Foreign Exchange Market
The foreign exchange market is currently the largest financial market in the world, with an average daily trading volume of 6 trillion US dollars. The foreign exchange market operates 24 hours a day from 5 pm Eastern Time on Sunday to 5 pm Eastern Time on Friday. Trading begins every day in Wellington, New Zealand, and as the earth rotates, the business hours of each financial center in the world will start in sequence, from Tokyo to London, and then to New York. Unlike other financial markets, during normal forex trading hours, forex traders can react to market fluctuations at any time, day or night.  
Advantages of forex trading 
1.    Flexible leverage: The leverage ratio provided in forex trading is usually 100 times that of stock trading. At CURRENCIES DIRECT LIMITED, you can enjoy a trading leverage of up to 400:1. For example, in the stock market, investors can use 1,000 yuan to buy 2,000 yuan of stocks through margin trading. Through CURRENCIES DIRECT LIMITED, forex traders can use 1,000 US dollars to get 400,000 US dollars of purchasing power. Therefore, forex trading is far more effective than stocks in making a small investment for a big investment. Investors need to be aware that leveraged trading may also amplify risks while amplifying profits. You can only trade when you are able to bear these risks.  

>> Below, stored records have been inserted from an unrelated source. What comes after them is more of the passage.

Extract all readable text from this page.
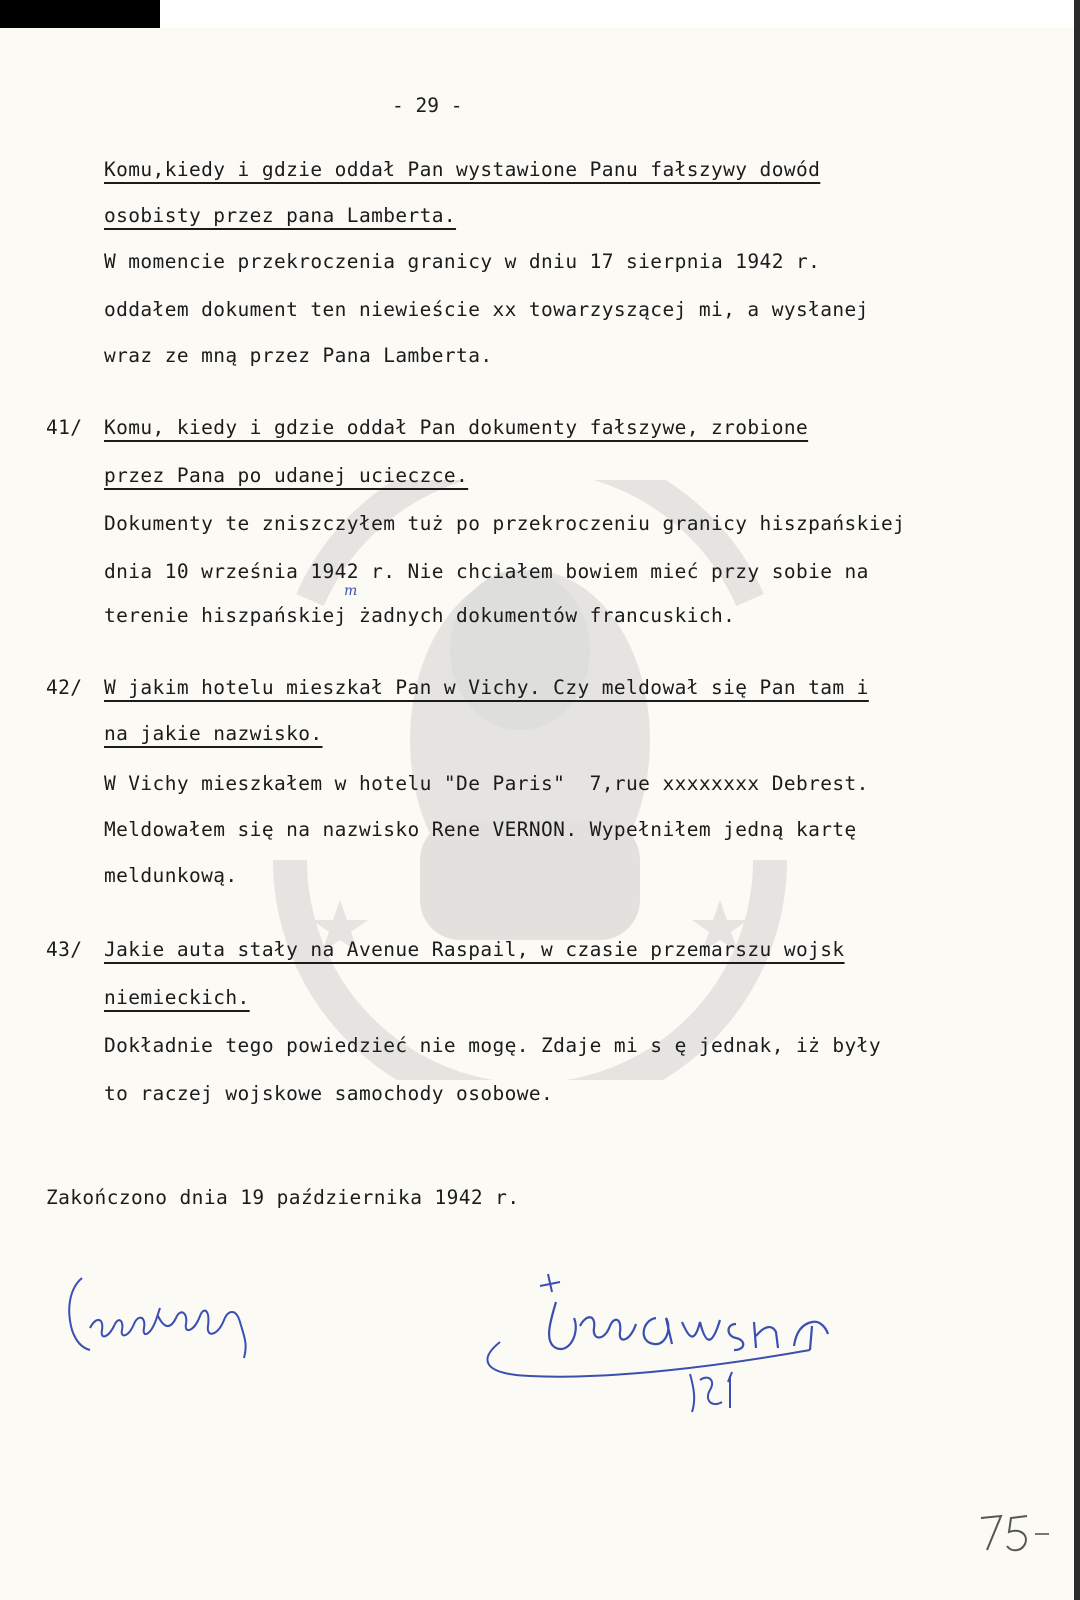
- 29 -
Komu,kiedy i gdzie oddał Pan wystawione Panu fałszywy dowód
osobisty przez pana Lamberta.
W momencie przekroczenia granicy w dniu 17 sierpnia 1942 r.
oddałem dokument ten niewieście xx towarzyszącej mi, a wysłanej
wraz ze mną przez Pana Lamberta.
41/ Komu, kiedy i gdzie oddał Pan dokumenty fałszywe, zrobione
przez Pana po udanej ucieczce.
Dokumenty te zniszczyłem tuż po przekroczeniu granicy hiszpańskiej
dnia 10 września 1942 r. Nie chciałem bowiem mieć przy sobie na
terenie hiszpańskiej żadnych dokumentów francuskich.
m
42/ W jakim hotelu mieszkał Pan w Vichy. Czy meldował się Pan tam i
na jakie nazwisko.
W Vichy mieszkałem w hotelu "De Paris"  7,rue xxxxxxxx Debrest.
Meldowałem się na nazwisko Rene VERNON. Wypełniłem jedną kartę
meldunkową.
43/ Jakie auta stały na Avenue Raspail, w czasie przemarszu wojsk
niemieckich.
Dokładnie tego powiedzieć nie mogę. Zdaje mi s ę jednak, iż były
to raczej wojskowe samochody osobowe.
Zakończono dnia 19 października 1942 r.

2.    Two-way trading: In the stock market, if investors want to short sell and take advantage of the bear market to make profits, they will face many restrictions. For example, higher capital requirements, higher quotation rules and complex operating procedures. However, the short selling mechanism of foreign exchange is very flexible and has no restrictions. Foreign exchange traders can freely use the market's ups and downs to invest and make profits. Take the euro against the US dollar (EUR/USD) as an example. When EUR/USD appreciates, you can choose to buy; when EUR/USD depreciates, you can choose to sell.  
3.    24-hour trading: The foreign exchange market is a 24-hour global market that never stops. Traders can arrange trading time according to their living habits. This is one of the reasons why many office workers choose foreign exchange investment. At the same time, more and more people are beginning to use the stock market's off-hours to trade foreign exchange, taking it as an effective channel to diversify investment risks.  
4.    High liquidity: The foreign exchange market has high liquidity, implements the T+0 system, and is easy to exchange. No matter when and where any news occurs, investors can make instant trading responses, and there can be flexible rules for the time of entry or exit. Compared with the foreign exchange market, the scale and trading volume of other financial markets are much inferior, such as poor liquidity. For example, in the futures market, it is often difficult to trade, and the price is prone to gaps and is difficult to grasp. The foreign exchange market is always liquid, and transactions can be made at any time. The real-time quotation system of foreign exchange can ensure that all market orders, limit orders or stop orders are fully executed.  
5.    Low cost: The cost of foreign exchange transactions is usually limited to the bid-ask spread of the currency pair. CURRENCIES DIRECT LIMITED's profits are only obtained from the quote spread. The spread cost of trading in CURRENCIES DIRECT LIMITED can be as low as 1.6 points.